¹³C-NMR of laccase treated lignins (Figure S7b,c) also showed a remarkable increase in the signal at δ_C 176 ppm (carbonyl groups), especially in the SiLA lignin sample as previously described by FTIR analysis (Section 3.4), resulting from lignin oxidation caused by laccases action. A significant decrease in the signals at δc 147 ppm, corresponding to C₃ and C₅ of phenolic S units and C₃ and C₅ in phenolic G units, and at δc 134 ppm, endorsed to C₁ and C₄ in phenolic S units and C₁ in phenolic G units, was also observed, resulting from the phenolic lignin units’ oxidation by laccase treatment, which supports the phenolic content decrease observed in Section 3.1. At a time, an increase in the shoulders at δc 152 ppm and at δc 130 ppm, from non-phenolic lignin units were also visible. Santos et al. [52] assigned the signal at δc 152 ppm to C₃ in new 5-5′ or C₃ (and C₄/C₅) in new 4-O-5′ structures formed during laccase (T. villosa) treatment of lignosulfonates, whereas Magina et al. [53] endorsed the signal at δc 130 ppm to C₅ in 5-5′ structure during MtL laccase treatment of lignosulfonates.

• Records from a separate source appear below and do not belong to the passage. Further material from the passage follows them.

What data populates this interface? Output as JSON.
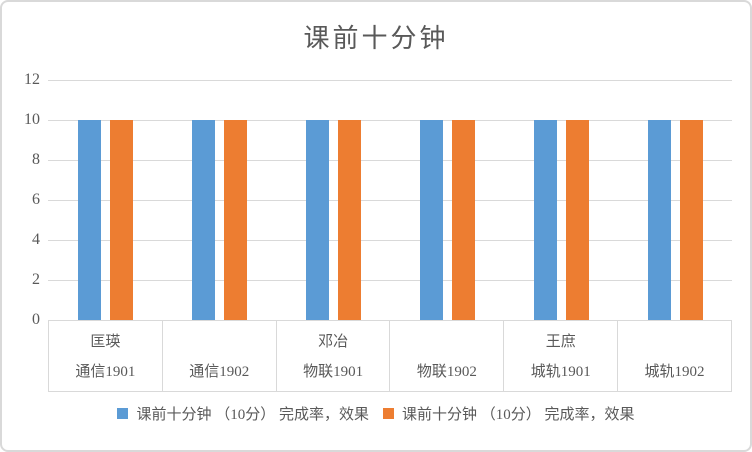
{
  "chart_data": {
    "type": "bar",
    "title": "课前十分钟",
    "categories": [
      {
        "person": "匡瑛",
        "class": "通信1901"
      },
      {
        "person": "",
        "class": "通信1902"
      },
      {
        "person": "邓冶",
        "class": "物联1901"
      },
      {
        "person": "",
        "class": "物联1902"
      },
      {
        "person": "王庶",
        "class": "城轨1901"
      },
      {
        "person": "",
        "class": "城轨1902"
      }
    ],
    "series": [
      {
        "name": "课前十分钟 （10分） 完成率，效果",
        "color": "#5B9BD5",
        "values": [
          10,
          10,
          10,
          10,
          10,
          10
        ]
      },
      {
        "name": "课前十分钟 （10分） 完成率，效果",
        "color": "#ED7D31",
        "values": [
          10,
          10,
          10,
          10,
          10,
          10
        ]
      }
    ],
    "xlabel": "",
    "ylabel": "",
    "ylim": [
      0,
      12
    ],
    "yticks": [
      0,
      2,
      4,
      6,
      8,
      10,
      12
    ],
    "grid": true,
    "legend_position": "bottom",
    "colors": {
      "grid": "#D9D9D9",
      "axis_text": "#595959",
      "title_text": "#595959",
      "frame_border": "#D9D9D9",
      "background": "#FFFFFF"
    }
  }
}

Then, these observations arising from NMR analysis suggest lignin condensation/polymerization reactions by laccases action, supporting the molecular weight increment observed by SEC (Section 3.2). The phenoxy radicals formed by the action of the laccase enzymes on the phenolic units present in the initial kraft lignin together with those derived from the cleavage of interunit linkages underwent radical–radical coupling through phenyl ether–carbon and carbon–carbon links resulting in new condensed structures such as α-5′, 5-5′, and 4-O-5′ (Figure 9).

4. Conclusions

In order to produce the most appropriate lignin for each possible application, structural modification of this molecule is needed. A possible way to achieve this goal is by using laccase enzymes, which is considered a sustainable and environmentally friendly approach. Concerning this, this study confirmed the ability of a bacterial laccase from S. ipomoeae (SiLA) and a commercial fungal laccase from M. thermophila (MtL) to polymerize kraft lignin (referring to polymerization as lower phenolic content and higher molecular weight). Specifically, the enzyme dosage was the most influential variable in the kraft lignin polymerization reaction, within the range studied, when the bacterial SiLA laccase was used, while for MtL fungal laccase the most influential variable was the reaction time. FTIR and NMR characterization spectra verified lignin polymerization, observing new condensed structures such as α-5′, 5-5′, and 4-O-5′.